In a case with far-reaching implications for the future of the cable and satellite TV industries, Cablevision sued Viacom last February over its practice of requiring carriage of its unpopular channels as a condition for permission to carry its more popular ones. The plaintiff argued that this practice is a violation of antitrust law. The cable company objected to being required to carry more than a dozen channels, including Logo, Palladia, MTV Hits, and VH-1 Classics, as a condition for the right to carry Viacom’s four most popular networks. Cablevision said that Viacom imposes financial penalties for refusal to abide by this condition.
On Friday, June 20, U.S. District Judge Laura Taylor Swain denied Viacom’s motion to dismiss the case, clearing the way for it to go to trial.
Viacom, a spinoff of the CBS Corporation, is the world’s fourth largest media corporation. Viacom owns BET Networks, MTV Networks, Paramount Pictures, and about 170 networks with 700 million subscribers worldwide. Its more popular channels include Comedy Central, Spike, TV Land, Nickelodeon, BET, and MTV.

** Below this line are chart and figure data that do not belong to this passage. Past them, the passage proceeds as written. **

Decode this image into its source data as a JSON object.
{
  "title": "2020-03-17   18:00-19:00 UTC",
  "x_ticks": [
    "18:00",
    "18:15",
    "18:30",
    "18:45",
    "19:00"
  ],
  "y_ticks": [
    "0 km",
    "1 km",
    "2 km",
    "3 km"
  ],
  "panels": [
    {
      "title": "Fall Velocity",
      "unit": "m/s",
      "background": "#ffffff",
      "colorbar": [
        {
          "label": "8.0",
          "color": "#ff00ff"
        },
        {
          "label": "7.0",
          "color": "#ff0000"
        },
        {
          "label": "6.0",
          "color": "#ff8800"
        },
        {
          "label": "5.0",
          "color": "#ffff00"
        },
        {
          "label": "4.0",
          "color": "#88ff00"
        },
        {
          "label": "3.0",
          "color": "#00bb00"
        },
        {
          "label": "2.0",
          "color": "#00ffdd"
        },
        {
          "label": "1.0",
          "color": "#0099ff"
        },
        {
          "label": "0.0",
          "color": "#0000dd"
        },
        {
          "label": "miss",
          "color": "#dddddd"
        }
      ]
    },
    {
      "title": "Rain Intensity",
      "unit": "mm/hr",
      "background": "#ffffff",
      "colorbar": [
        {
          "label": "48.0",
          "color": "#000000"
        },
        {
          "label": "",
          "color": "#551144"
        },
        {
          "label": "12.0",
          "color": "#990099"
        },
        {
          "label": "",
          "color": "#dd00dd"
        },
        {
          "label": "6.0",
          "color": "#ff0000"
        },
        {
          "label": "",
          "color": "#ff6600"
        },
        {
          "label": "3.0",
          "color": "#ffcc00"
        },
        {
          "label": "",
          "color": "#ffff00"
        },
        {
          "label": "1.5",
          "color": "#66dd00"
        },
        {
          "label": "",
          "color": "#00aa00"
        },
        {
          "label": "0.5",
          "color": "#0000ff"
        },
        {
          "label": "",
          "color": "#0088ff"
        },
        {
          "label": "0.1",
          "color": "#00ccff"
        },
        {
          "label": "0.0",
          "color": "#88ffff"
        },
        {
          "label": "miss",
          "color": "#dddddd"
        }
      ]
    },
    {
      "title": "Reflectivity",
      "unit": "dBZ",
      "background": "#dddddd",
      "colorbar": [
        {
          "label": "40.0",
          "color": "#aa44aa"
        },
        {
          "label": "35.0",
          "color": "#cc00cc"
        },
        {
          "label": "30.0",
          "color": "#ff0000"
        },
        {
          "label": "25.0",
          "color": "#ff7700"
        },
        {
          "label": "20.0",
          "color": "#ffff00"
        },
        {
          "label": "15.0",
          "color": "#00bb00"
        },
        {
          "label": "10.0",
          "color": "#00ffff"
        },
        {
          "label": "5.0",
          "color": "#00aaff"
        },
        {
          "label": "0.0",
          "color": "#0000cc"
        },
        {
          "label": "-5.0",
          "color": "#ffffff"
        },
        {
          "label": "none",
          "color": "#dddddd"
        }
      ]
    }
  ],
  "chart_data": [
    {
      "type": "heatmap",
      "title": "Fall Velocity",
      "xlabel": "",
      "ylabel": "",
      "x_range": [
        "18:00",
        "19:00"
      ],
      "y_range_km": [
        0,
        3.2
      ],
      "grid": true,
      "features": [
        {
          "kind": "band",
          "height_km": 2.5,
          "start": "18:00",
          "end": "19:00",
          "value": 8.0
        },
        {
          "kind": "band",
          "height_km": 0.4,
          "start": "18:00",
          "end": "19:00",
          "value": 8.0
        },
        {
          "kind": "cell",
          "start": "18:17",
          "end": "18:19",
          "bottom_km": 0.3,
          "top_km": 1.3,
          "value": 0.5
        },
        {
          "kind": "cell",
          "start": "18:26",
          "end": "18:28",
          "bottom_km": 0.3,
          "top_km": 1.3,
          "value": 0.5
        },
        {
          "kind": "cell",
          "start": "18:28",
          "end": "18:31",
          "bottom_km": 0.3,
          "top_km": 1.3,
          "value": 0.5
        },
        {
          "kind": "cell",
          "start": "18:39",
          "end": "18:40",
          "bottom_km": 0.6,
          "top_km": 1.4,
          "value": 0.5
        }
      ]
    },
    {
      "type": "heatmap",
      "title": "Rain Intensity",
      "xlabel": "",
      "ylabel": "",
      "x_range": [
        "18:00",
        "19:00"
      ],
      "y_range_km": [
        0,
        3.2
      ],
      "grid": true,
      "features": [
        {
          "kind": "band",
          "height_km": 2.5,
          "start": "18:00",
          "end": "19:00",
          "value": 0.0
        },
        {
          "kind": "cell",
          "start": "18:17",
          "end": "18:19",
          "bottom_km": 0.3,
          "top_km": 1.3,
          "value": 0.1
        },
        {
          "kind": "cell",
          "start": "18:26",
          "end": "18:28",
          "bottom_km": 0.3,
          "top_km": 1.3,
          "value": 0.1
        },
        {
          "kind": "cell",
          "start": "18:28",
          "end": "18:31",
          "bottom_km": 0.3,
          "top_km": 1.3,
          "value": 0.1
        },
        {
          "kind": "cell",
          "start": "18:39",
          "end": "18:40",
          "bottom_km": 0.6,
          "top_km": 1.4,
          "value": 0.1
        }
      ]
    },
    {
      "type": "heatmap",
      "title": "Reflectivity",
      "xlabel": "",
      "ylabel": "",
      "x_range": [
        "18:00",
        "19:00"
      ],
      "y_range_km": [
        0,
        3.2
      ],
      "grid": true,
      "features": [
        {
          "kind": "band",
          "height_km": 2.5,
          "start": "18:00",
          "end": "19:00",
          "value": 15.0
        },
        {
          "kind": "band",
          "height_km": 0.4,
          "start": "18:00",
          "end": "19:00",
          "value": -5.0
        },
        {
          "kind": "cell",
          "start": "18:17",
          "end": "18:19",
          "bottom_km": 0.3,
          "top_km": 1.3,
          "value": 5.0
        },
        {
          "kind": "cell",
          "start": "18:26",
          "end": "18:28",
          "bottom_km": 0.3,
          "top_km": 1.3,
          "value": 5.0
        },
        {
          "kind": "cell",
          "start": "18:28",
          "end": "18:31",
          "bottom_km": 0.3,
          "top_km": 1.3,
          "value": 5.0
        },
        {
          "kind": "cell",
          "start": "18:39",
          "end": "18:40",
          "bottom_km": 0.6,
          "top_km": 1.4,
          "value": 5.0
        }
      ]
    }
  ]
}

Viacom has said that Cablevision’s suit is simply an attempt to renege on a long-term agreement. Viacom also accuses the cable company of taking a position inconsistent with its positions in other court cases.
If Cablevision wins, cable and satellite TV companies may be able to reduce programming fees for consumers, since they won’t have to include large tiers of unpopular channels. Broadcasters dispute this, though. They argue that in selling their channels in large bundles, they are able to reduce fees, because the unpopular channels provide more advertising vehicles. The broadcasters also claim that the pay TV providers are just trying to shift the blame for rate increases stemming from their own management decisions.